L’espoir de vaccins thérapeutiques anticancer personnalisés se précise avec la communication des premiers résultats extrêmement prometteurs d’un essai clinique de phase 1 (preuve de concept) du vaccin TG4050 développé par Transgène, une biotech française dédiée à la lutte contre le cancer, installée près de Strasbourg. Cet essai est mené depuis septembre 2020 en partenariat pour la France avec l’IUCT-Oncopole (1) (Institut universitaire du cancer de Toulouse) et l’Institut Curie à Paris.
L’essai dont il s’agit concerne des cancers ORL non viro-induits (par des HPV), dits de la tête et du cou. Un autre essai de phase 1 est mené en parallèle sur un petit nombre de cancers de l’ovaire. Les cancers de la tête et du cou ainsi que ceux de l’ovaire sont l’objet d’un taux important de mutations et d’un risque élevé de rechutes.

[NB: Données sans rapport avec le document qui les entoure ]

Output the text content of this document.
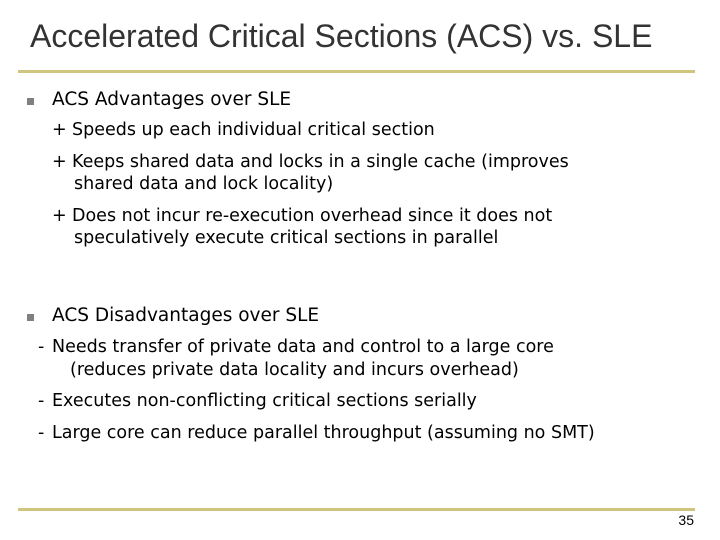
Accelerated Critical Sections (ACS) vs. SLE
ACS Advantages over SLE
+ Speeds up each individual critical section
+ Keeps shared data and locks in a single cache (improves
shared data and lock locality)
+ Does not incur re-execution overhead since it does not
speculatively execute critical sections in parallel
ACS Disadvantages over SLE
- Needs transfer of private data and control to a large core
(reduces private data locality and incurs overhead)
- Executes non-conflicting critical sections serially
- Large core can reduce parallel throughput (assuming no SMT)
35
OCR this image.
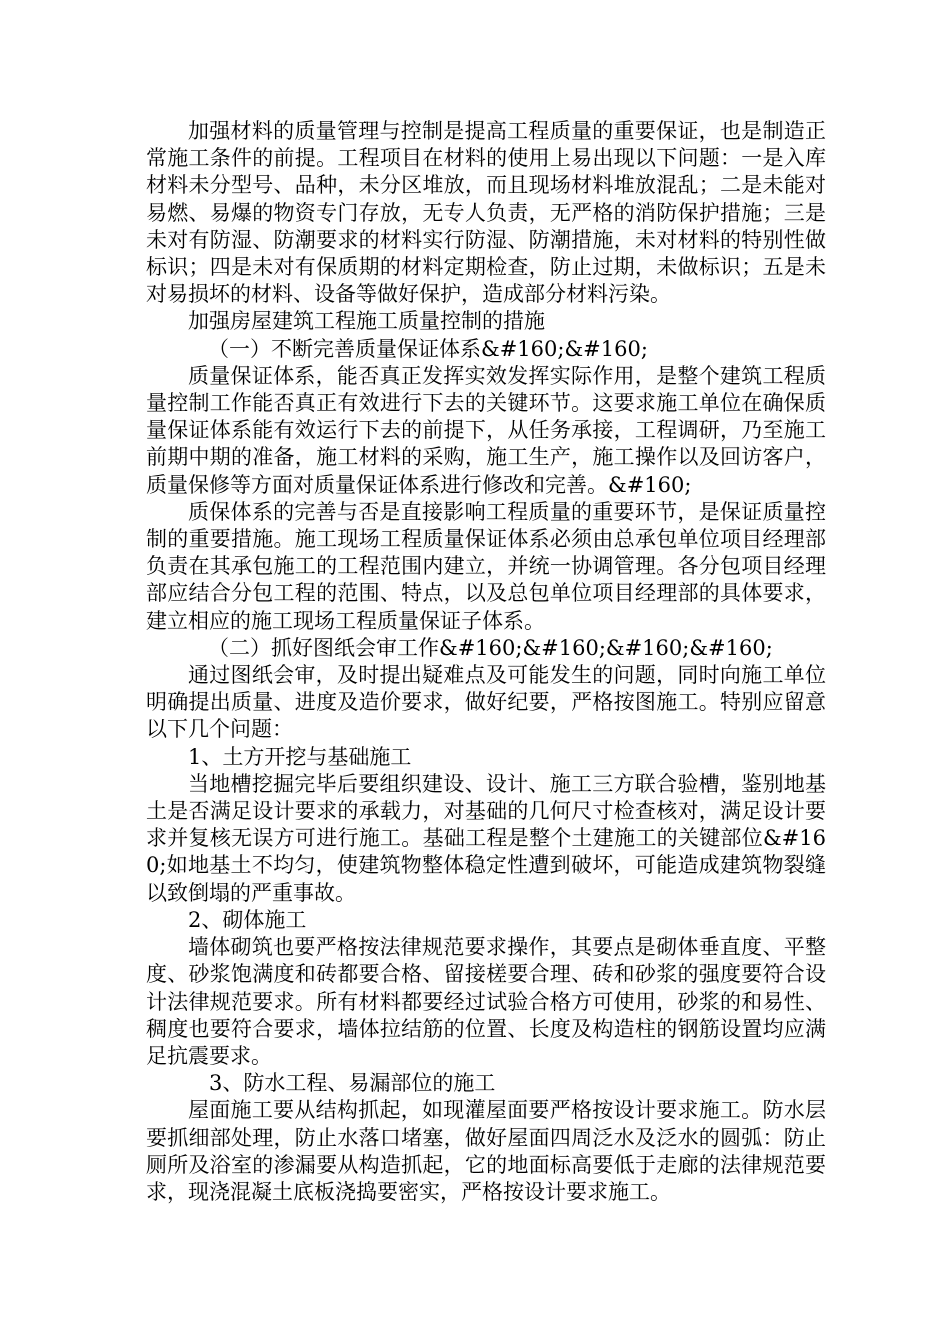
加强材料的质量管理与控制是提高工程质量的重要保证，也是制造正常施工条件的前提。工程项目在材料的使用上易出现以下问题：一是入库材料未分型号、品种，未分区堆放，而且现场材料堆放混乱；二是未能对易燃、易爆的物资专门存放，无专人负责，无严格的消防保护措施；三是未对有防湿、防潮要求的材料实行防湿、防潮措施，未对材料的特别性做标识；四是未对有保质期的材料定期检查，防止过期，未做标识；五是未对易损坏的材料、设备等做好保护，造成部分材料污染。

加强房屋建筑工程施工质量控制的措施

（一）不断完善质量保证体系&#160;&#160;

质量保证体系，能否真正发挥实效发挥实际作用，是整个建筑工程质量控制工作能否真正有效进行下去的关键环节。这要求施工单位在确保质量保证体系能有效运行下去的前提下，从任务承接，工程调研，乃至施工前期中期的准备，施工材料的采购，施工生产，施工操作以及回访客户，质量保修等方面对质量保证体系进行修改和完善。&#160;

质保体系的完善与否是直接影响工程质量的重要环节，是保证质量控制的重要措施。施工现场工程质量保证体系必须由总承包单位项目经理部负责在其承包施工的工程范围内建立，并统一协调管理。各分包项目经理部应结合分包工程的范围、特点，以及总包单位项目经理部的具体要求，建立相应的施工现场工程质量保证子体系。

（二）抓好图纸会审工作&#160;&#160;&#160;&#160;

通过图纸会审，及时提出疑难点及可能发生的问题，同时向施工单位明确提出质量、进度及造价要求，做好纪要，严格按图施工。特别应留意以下几个问题：

1、土方开挖与基础施工

当地槽挖掘完毕后要组织建设、设计、施工三方联合验槽，鉴别地基土是否满足设计要求的承载力，对基础的几何尺寸检查核对，满足设计要求并复核无误方可进行施工。基础工程是整个土建施工的关键部位&#160;如地基土不均匀，使建筑物整体稳定性遭到破坏，可能造成建筑物裂缝以致倒塌的严重事故。

2、砌体施工

墙体砌筑也要严格按法律规范要求操作，其要点是砌体垂直度、平整度、砂浆饱满度和砖都要合格、留接槎要合理、砖和砂浆的强度要符合设计法律规范要求。所有材料都要经过试验合格方可使用，砂浆的和易性、稠度也要符合要求，墙体拉结筋的位置、长度及构造柱的钢筋设置均应满足抗震要求。

3、防水工程、易漏部位的施工

屋面施工要从结构抓起，如现灌屋面要严格按设计要求施工。防水层要抓细部处理，防止水落口堵塞，做好屋面四周泛水及泛水的圆弧：防止厕所及浴室的渗漏要从构造抓起，它的地面标高要低于走廊的法律规范要求，现浇混凝土底板浇捣要密实，严格按设计要求施工。
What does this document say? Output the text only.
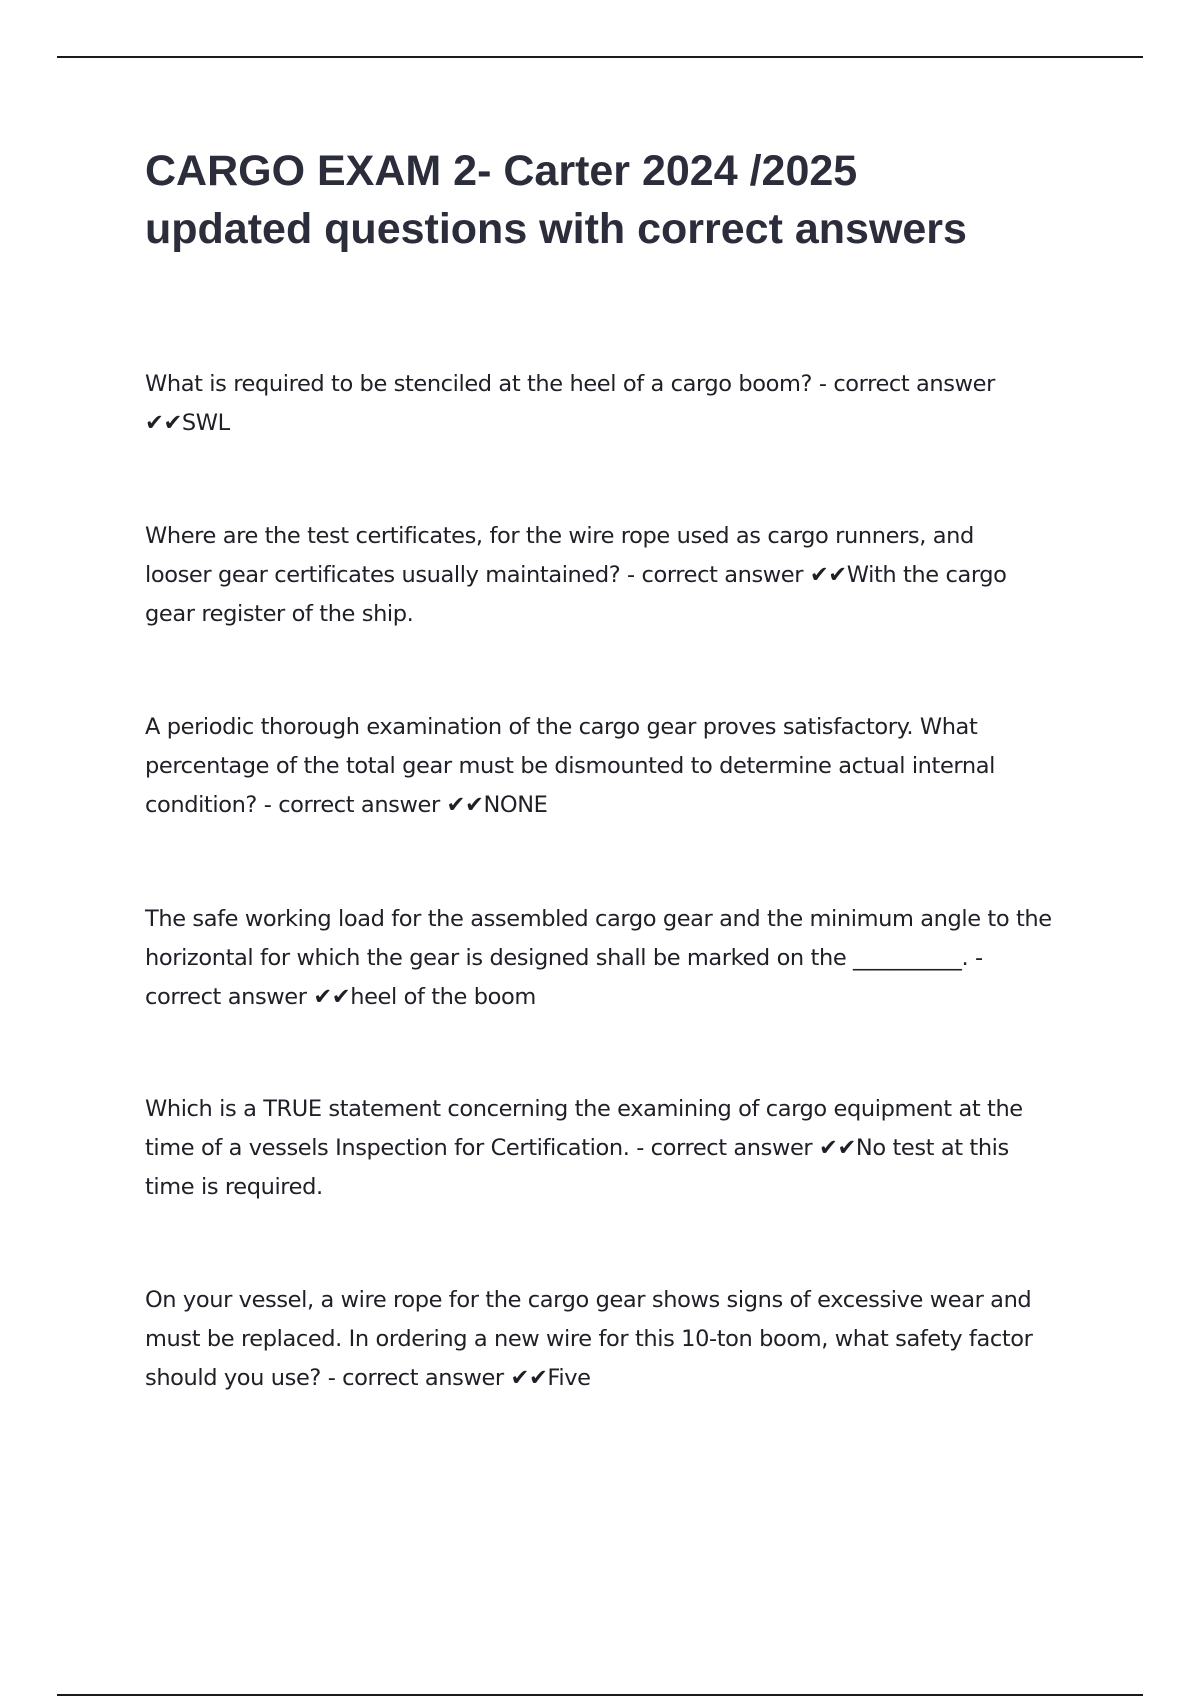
CARGO EXAM 2- Carter 2024 /2025
updated questions with correct answers

What is required to be stenciled at the heel of a cargo boom? - correct answer
✔✔SWL

Where are the test certificates, for the wire rope used as cargo runners, and
looser gear certificates usually maintained? - correct answer ✔✔With the cargo
gear register of the ship.

A periodic thorough examination of the cargo gear proves satisfactory. What
percentage of the total gear must be dismounted to determine actual internal
condition? - correct answer ✔✔NONE

The safe working load for the assembled cargo gear and the minimum angle to the
horizontal for which the gear is designed shall be marked on the __________. -
correct answer ✔✔heel of the boom

Which is a TRUE statement concerning the examining of cargo equipment at the
time of a vessels Inspection for Certification. - correct answer ✔✔No test at this
time is required.

On your vessel, a wire rope for the cargo gear shows signs of excessive wear and
must be replaced. In ordering a new wire for this 10-ton boom, what safety factor
should you use? - correct answer ✔✔Five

Mobiliser et activer des lymphocytes T spécifiques
Il s’agit d’une nouvelle approche d’immunothérapie très originale basée sur la capacité des lymphocytes T, sous certaines conditions, à détruire les cellules cancéreuses.
Ainsi que le précise le Pr Maha Ayyoub, immunologiste à l’IUCT, « nous avons découvert en 1991 que, sous l’influence de mutations dont elles sont le siège, des tumeurs peuvent exprimer à leur surface des protéines mutantes antigéniques qui leur sont propres, dénommés néo-antigènes, et, plus tard, que les lymphocytes T représentent la pierre angulaire de la réponse immunitaire antitumorale, car ils sont capables de les reconnaître comme étrangères et de les distinguer des antigènes produits par les cellules normales ». Point très important, poursuit le Pr Ayyoub, « nous savons maintenant que les patients ayant une tumeur fortement infiltrée par des lymphocytes T bénéficient globalement d’une meilleure chance de survie ». Mais les lymphocytes T, et donc le système immunitaire, ne s’activent pas automatiquement car encore faut-il qu’ils perçoivent un signal de danger. C’est ce double processus – reconnaissance d’une sélection de néoantigènes spécifiques de chaque patient et signal d’alerte - que vise le vaccin thérapeutique TG4050.
Des premiers résultats très positifs
En pratique, cet essai, dont l’objectif est de démontrer que ce vaccin permet de provoquer la réponse immunitaire attendue chez le patient, a inclus en France 21 malades (cet essai qui comporte une cinquantaine de malades au total, est également réalisé à la Mayo Clinic aux États-Unis et au centre hospitalier de Liverpool en Grande-Bretagne), dont 15 à Toulouse. Les premiers patients ont été vaccinés en 2021. Il s’agissait de cancers localement avancés, T3/T4, dont on sait que les 3 premières années sont les plus à risque de rechutes. Les patients ont reçu le vaccin ou un placebo 3 à 4 mois après avoir bénéficié d’une résection complète, souvent suivie d’une radiothérapie, précise le Pr Jean-Pierre Delord (IUCT-Oncopole), coordonnateur de l’essai.
« Le vaccin utilise un vecteur viral et incorpore une trentaine de mutations de la tumeur de chaque patient sélectionnée parmi des milliers (2) grâce à un processus d’intelligence artificielle développé en partenariat avec la société NEC, géant japonais de l’informatique », détaille Hedi Ben Brahim, directeur général de Transgène.
« Les premiers résultats sont très encourageants, assure le Pr Delord. Sur la trentaine de mutations visées par patient, une dizaine en moyenne a touché au but, et parmi les 10 patients ayant reçu le vaccin, 6 bénéficiant d’un recul de suivi suffisant n’ont pas rechuté pour l’instant, tandis que les 10 du groupe contrôle ont tous rechuté. Cela avec une tolérance similaire à celle des vaccins préventifs classiques. »
Un essai clinique de phase 2 devrait être lancé cette année.
(1) L’IUCT associe l’Institut Claudius Regaud et plusieurs services du CHU de Toulouse, réunissant 1 600 professionnels de santé spécialisés en cancérologie.
(2) Les tumeurs ORL présentent parfois plus de 3 000 mutations.
D’après une conférence de presse organisée par l’UICT-Oncopole et Transgène.